In 2017, researchers for Cooling Singapore recommended 86 ways the city-state could modify its planning, such as changing the direction of buildings to create wind flow and using district cooling systems — which pipe chilled water to surrounding buildings to cool the air — instead of relying on air-conditioners.
They had also said that using reflective paints would be a good way to mitigate heat. But Peter Crank, a research fellow with Cooling Singapore, said they are expensive, so the “cost-benefit is potentially challenging.”
Before Cooling Singapore, the government had not fully identified the biggest factors influencing heat, according to Mr. Zhang, of the environment ministry. Now it is able to quantify how increasing greenery or reducing the number of cars in certain areas can affect temperatures — and tweak measures based on the needs of each district.
Previous heat studies typically relied on data derived from weather stations, which did not entirely reflect what people like Rachel Pek, 23, felt on the ground.
With sweat pouring down her face, Ms. Pek, a climate researcher, wheeled the mobile cart around for about an hour on the campus of Singapore Management University in downtown Singapore. Some neighborhoods, particularly those devoid of shade, were much hotter than others.
On Bencoolen Street, where tall buildings block the morning sun, the mean radiant temperature — a metric that measures not just the air temperature, but also the radiation from a person’s surroundings — was 82 degrees. About a third of a mile away, on Queen Street, which was exposed to more sky, it was 127.4 degrees.
“The prevailing hypothesis now is that the presence or absence of shade in a place like Singapore is the critical determinant in adjusting to heat exposure,” said Mr. Show. To address this, Singapore has pledged to plant one million trees by 2030 and has planted more than 388,000 so far.
But Mr.

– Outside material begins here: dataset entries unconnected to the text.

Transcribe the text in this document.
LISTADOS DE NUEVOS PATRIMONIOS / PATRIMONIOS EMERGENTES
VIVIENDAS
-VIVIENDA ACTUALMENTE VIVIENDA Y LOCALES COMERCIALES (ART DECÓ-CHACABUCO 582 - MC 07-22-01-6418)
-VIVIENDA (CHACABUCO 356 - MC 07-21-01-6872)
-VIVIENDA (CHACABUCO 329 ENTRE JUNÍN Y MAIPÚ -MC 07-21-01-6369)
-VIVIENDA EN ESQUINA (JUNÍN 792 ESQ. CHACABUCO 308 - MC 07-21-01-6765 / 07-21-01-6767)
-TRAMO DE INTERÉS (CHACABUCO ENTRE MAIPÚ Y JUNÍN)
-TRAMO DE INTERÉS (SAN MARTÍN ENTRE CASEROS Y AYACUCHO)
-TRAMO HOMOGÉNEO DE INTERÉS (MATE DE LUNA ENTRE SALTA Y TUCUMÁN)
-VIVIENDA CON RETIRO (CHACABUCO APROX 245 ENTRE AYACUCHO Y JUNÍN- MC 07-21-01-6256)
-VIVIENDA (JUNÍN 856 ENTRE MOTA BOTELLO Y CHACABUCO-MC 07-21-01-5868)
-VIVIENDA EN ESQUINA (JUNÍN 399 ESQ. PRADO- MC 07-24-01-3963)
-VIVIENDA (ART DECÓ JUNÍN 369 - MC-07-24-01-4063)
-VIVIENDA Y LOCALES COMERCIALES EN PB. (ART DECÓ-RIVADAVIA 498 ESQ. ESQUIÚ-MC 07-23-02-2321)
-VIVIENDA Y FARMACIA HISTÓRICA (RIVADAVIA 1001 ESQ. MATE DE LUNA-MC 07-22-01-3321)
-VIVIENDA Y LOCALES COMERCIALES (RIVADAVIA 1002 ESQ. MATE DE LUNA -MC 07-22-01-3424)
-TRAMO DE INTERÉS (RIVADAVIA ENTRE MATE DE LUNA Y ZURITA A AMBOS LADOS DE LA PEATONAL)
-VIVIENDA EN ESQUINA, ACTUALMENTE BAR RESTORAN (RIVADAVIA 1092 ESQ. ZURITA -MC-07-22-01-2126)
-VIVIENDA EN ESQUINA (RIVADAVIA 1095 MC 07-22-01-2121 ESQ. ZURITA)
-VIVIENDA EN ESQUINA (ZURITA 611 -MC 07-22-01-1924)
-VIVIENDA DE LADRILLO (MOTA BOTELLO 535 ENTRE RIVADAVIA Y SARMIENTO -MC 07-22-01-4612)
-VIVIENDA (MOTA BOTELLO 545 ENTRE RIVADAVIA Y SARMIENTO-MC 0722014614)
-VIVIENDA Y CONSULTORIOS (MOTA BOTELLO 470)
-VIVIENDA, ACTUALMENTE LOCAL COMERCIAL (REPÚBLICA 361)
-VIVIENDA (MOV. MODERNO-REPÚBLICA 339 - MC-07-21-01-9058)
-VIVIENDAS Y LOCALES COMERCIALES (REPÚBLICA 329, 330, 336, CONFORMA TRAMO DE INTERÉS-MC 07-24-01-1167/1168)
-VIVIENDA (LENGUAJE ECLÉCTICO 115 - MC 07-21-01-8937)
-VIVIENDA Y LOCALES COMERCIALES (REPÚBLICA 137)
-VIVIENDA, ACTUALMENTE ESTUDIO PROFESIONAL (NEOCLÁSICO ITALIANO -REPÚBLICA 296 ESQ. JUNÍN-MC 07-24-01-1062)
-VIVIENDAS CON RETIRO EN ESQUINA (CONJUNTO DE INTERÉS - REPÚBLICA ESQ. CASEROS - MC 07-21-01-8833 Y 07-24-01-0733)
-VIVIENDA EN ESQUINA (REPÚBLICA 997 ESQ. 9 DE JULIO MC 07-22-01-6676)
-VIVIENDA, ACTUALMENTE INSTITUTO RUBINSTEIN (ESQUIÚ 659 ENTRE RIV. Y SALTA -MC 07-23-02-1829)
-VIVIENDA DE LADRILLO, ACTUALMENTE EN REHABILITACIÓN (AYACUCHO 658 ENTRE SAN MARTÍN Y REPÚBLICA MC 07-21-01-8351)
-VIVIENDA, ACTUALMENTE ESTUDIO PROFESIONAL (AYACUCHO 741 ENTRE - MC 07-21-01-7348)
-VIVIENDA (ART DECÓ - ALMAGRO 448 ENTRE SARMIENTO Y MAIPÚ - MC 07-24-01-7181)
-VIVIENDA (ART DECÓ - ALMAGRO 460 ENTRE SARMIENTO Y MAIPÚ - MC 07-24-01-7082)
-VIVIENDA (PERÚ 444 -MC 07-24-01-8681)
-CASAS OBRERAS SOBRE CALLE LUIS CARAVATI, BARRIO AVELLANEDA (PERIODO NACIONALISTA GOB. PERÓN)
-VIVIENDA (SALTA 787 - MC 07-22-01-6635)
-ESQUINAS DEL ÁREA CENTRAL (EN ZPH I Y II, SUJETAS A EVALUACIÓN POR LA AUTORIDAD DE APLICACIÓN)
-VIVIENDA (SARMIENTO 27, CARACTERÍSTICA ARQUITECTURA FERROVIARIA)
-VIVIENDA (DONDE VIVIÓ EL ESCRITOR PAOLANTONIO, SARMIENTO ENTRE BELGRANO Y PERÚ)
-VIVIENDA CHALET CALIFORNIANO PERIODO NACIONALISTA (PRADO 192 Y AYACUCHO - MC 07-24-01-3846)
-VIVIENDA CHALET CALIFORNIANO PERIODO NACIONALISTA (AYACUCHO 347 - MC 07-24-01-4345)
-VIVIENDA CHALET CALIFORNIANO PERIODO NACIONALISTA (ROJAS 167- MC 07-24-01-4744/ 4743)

Chow said it is not just the number that is important, it is also the type of tree, ideally ones that have “canopies with maximum shade.” “If you have small trees, like palm trees, it’s not going to cut it,” he said.
One of the volunteers, Shamil Kuruppu, said he has stopped taking long walks, which he used to enjoy back in his hometown in Negombo, Sri Lanka. Now, he works out only in air-conditioned gyms.

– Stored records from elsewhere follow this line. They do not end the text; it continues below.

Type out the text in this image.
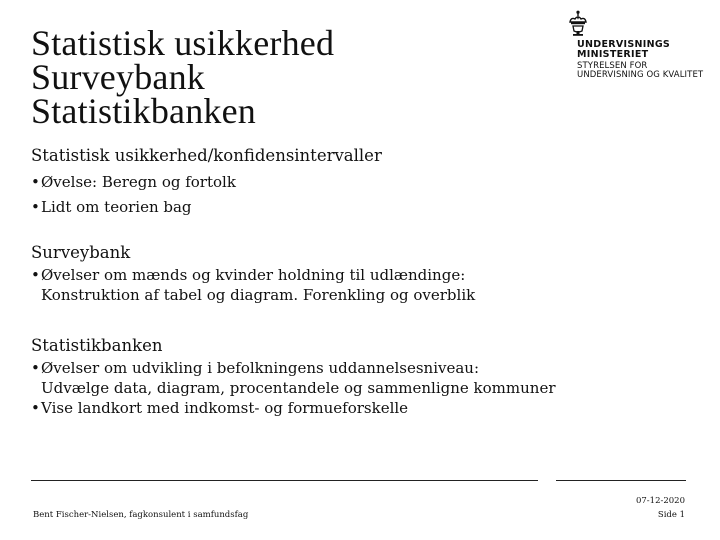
Statistisk usikkerhed
Surveybank
Statistikbanken
UNDERVISNINGS
MINISTERIET
STYRELSEN FOR
UNDERVISNING OG KVALITET
Statistisk usikkerhed/konfidensintervaller
• Øvelse: Beregn og fortolk
• Lidt om teorien bag
Surveybank
• Øvelser om mænds og kvinder holdning til udlændinge:
Konstruktion af tabel og diagram. Forenkling og overblik
Statistikbanken
• Øvelser om udvikling i befolkningens uddannelsesniveau:
Udvælge data, diagram, procentandele og sammenligne kommuner
• Vise landkort med indkomst- og formueforskelle
Bent Fischer-Nielsen, fagkonsulent i samfundsfag
07-12-2020
Side 1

“I really like it here,” said Mr. Kuruppu, 28. “The only complaint I have is the weather.”
Yuliya Dzyuban, a research fellow with Cooling Singapore, said one goal that the scientists have now to find ways to create “islands of relief” in the city, places where people can get the feeling of a cool breeze or air-conditioning after walking outside on a hot day.
Research has found that small changes in urban design and vegetation can create these pleasurable sensations, Ms. Dzyuban said. A better understanding of how and when people are exposed to heat could even help governments come up with plans to encourage more people to take public transportation, she added.
To get people to change their habits, “We need to think about how to make their experiences more comfortable and more pleasurable,” she said. “Because otherwise, they won’t do it.”